Normally, I like to keep the focus here on local matters. But today's column will be an exception due to the scarcity of Tim Tebow coverage.
So Tebowmania never caught on in New York. Wow, didn't see that one coming, did we? Having Tebow looking over the shoulder of a former first-round draft choice with a clown as a head coach and more media scrutiny than the Royal Family was about as good of a fit as Nick Saban speaking at an Auburn booster dinner.
The Jets waived him after taking Geno Smith of West Virginia in the second round of the NFL draft last week. Actually, that simply provided a convenient alibi for John Idzik, the Jets' new general manager who must have listed "Nuclear Waste Custodian" on his Monster.com resume. It was clear last season when Greg McIlroy leap-frogged Tebow when Sanchez was benched.
Thus, the Jets placed Tebow on waivers, making him an unrestricted free agent.
So what now?
Who would dare volunteer for the circus that Tebow brings?
Jacksonville? On the surface, that might have some merit. The Jaguars are at least two or three years away from contending. Blaine Gabbert, another first-round bust, is not the answer. At least Tebow would rouse the interest of Gator fans in Jacksonville.
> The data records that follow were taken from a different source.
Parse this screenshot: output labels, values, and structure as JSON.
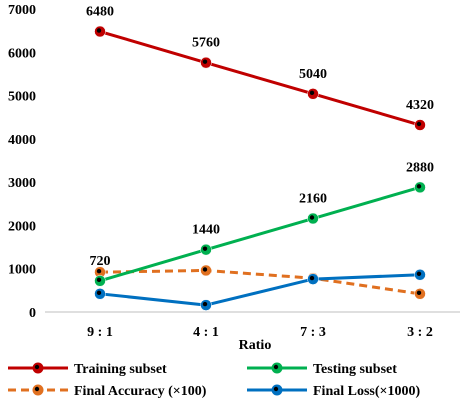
{
  "chart_data": {
    "type": "line",
    "xlabel": "Ratio",
    "ylabel": "",
    "categories": [
      "9 : 1",
      "4 : 1",
      "7 : 3",
      "3 : 2"
    ],
    "ylim": [
      0,
      7000
    ],
    "yticks": [
      "0",
      "1000",
      "2000",
      "3000",
      "4000",
      "5000",
      "6000",
      "7000"
    ],
    "grid": false,
    "legend_position": "bottom",
    "series": [
      {
        "name": "Training subset",
        "values": [
          6480,
          5760,
          5040,
          4320
        ],
        "color": "#c00000",
        "line_style": "solid",
        "labels": [
          "6480",
          "5760",
          "5040",
          "4320"
        ]
      },
      {
        "name": "Testing subset",
        "values": [
          720,
          1440,
          2160,
          2880
        ],
        "color": "#00b050",
        "line_style": "solid",
        "labels": [
          "720",
          "1440",
          "2160",
          "2880"
        ]
      },
      {
        "name": "Final Accuracy (×100)",
        "values": [
          920,
          960,
          780,
          420
        ],
        "color": "#e07020",
        "line_style": "dashed",
        "labels": []
      },
      {
        "name": "Final Loss(×1000)",
        "values": [
          420,
          160,
          760,
          860
        ],
        "color": "#0070c0",
        "line_style": "solid",
        "labels": []
      }
    ]
  }
}
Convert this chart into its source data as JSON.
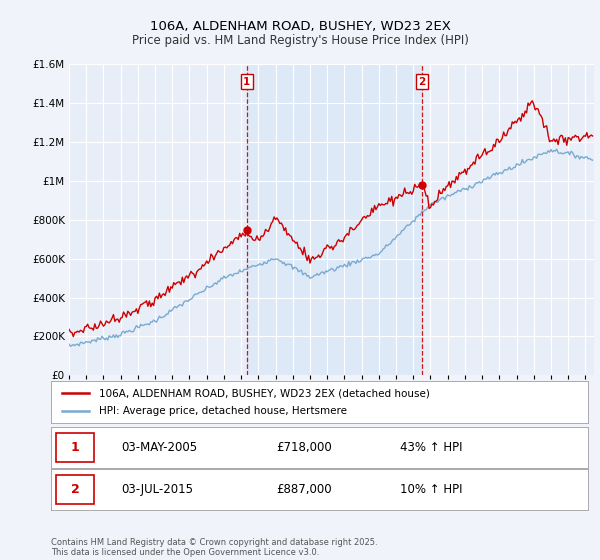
{
  "title1": "106A, ALDENHAM ROAD, BUSHEY, WD23 2EX",
  "title2": "Price paid vs. HM Land Registry's House Price Index (HPI)",
  "red_label": "106A, ALDENHAM ROAD, BUSHEY, WD23 2EX (detached house)",
  "blue_label": "HPI: Average price, detached house, Hertsmere",
  "annotation1": {
    "num": "1",
    "date": "03-MAY-2005",
    "price": "£718,000",
    "pct": "43% ↑ HPI",
    "x_year": 2005.33
  },
  "annotation2": {
    "num": "2",
    "date": "03-JUL-2015",
    "price": "£887,000",
    "pct": "10% ↑ HPI",
    "x_year": 2015.5
  },
  "footer": "Contains HM Land Registry data © Crown copyright and database right 2025.\nThis data is licensed under the Open Government Licence v3.0.",
  "background_color": "#f0f4fa",
  "plot_bg_color": "#e8eef8",
  "highlight_bg": "#dce8f8",
  "grid_color": "#ffffff",
  "red_color": "#cc0000",
  "blue_color": "#7aaad0",
  "vline_color": "#cc0000",
  "ylim": [
    0,
    1600000
  ],
  "xlim_start": 1995.0,
  "xlim_end": 2025.5,
  "yticks": [
    0,
    200000,
    400000,
    600000,
    800000,
    1000000,
    1200000,
    1400000,
    1600000
  ],
  "xticks": [
    1995,
    1996,
    1997,
    1998,
    1999,
    2000,
    2001,
    2002,
    2003,
    2004,
    2005,
    2006,
    2007,
    2008,
    2009,
    2010,
    2011,
    2012,
    2013,
    2014,
    2015,
    2016,
    2017,
    2018,
    2019,
    2020,
    2021,
    2022,
    2023,
    2024,
    2025
  ]
}
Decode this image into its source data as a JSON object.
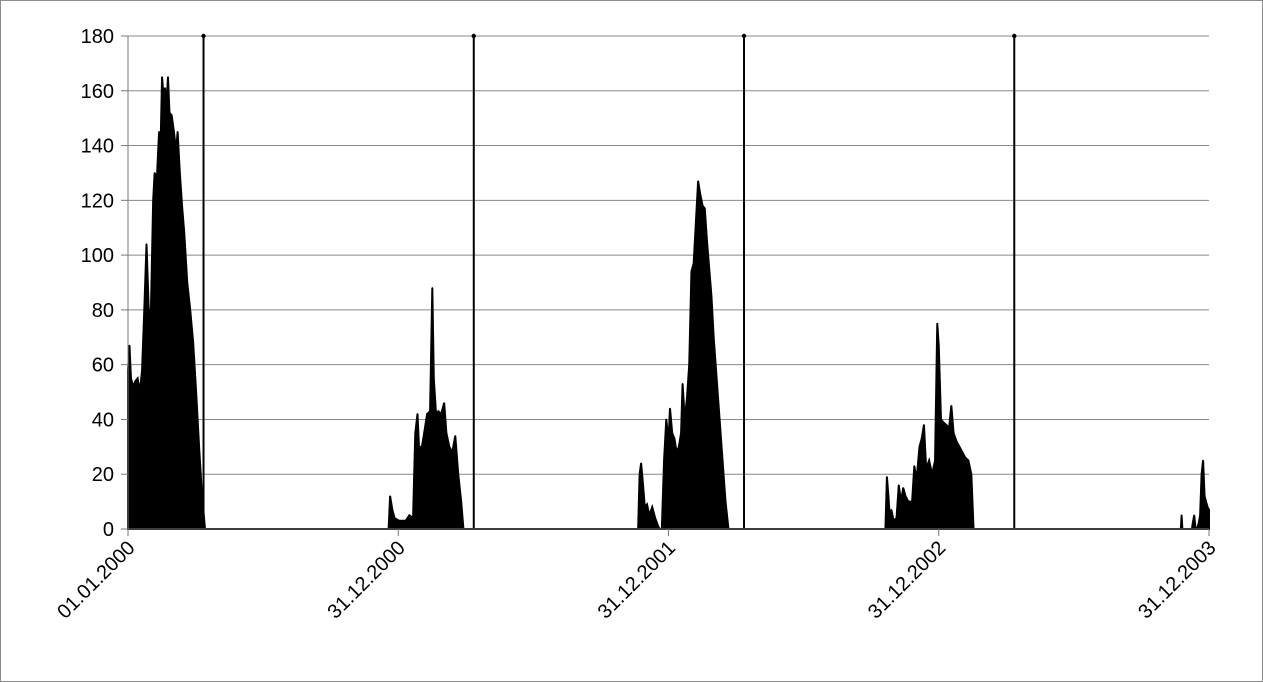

But in fact, that would be one of the worst fits. First of all, not all Jag fans are Florida fans. Many are Florida State fans. More important than selling tickets is the fact that the Jaguars are rebuilding. Playing a quarterback with limited abilities in an offense for which he's ill-suited would only impede their progress.
If there's a place for Tebow -- and that's an enormous "if" -- it would be somewhere that would employ the read-option offense, as Seattle, San Francisco and Washington did last year with Russell Wilson, Colin Kaepernick and Robert Griffin III. Whether the read-option will remain a viable offense or will be rendered obsolete after a full offseason of study by defensive coordinators is something not even NFL coaches are sure of yet. But it does seem like Tebow could be a serviceable backup in that offense. He could back up Cam Newton at Carolina, a bit of role reversal from their days together at Florida.
It's also undeniably clear that he's inadequate as a conventional drop-back passer. Yeah, it worked briefly in Denver two seasons ago. But that's because all the Broncos needed was someone who knew how to win, and Tebow knows winning the way Simon Cowell knows singing talent. They caught a depleted Pittsburgh team in the first round of the playoffs, and Tebow managed one more rabbit trick.
Tebow might even be better than some conventional back-ups right now. I couldn't even tell you Tony Romo's understudy in Dallas without the aid of Google. (How's this for coincidence? It's Kyle Orton,
the guy Tebow beat out in Denver.)
Romo and Tebow in Jerryville. Now there's a thought.
Seriously, Tebow could back up Carson Palmer in Arizona or Matt Flynn in Oakland or Ryan Tannehill in Miami or Jake Locker in Tennessee, and he'd be just another second-string quarterback.
He's a hard worker, fierce competitor, great teammate -- all the intangibles you could want.
Except for one thing.
Wherever Tebow goes, Tebowmania will follow.
And that's why Tebow is probably done as an NFL quarterback.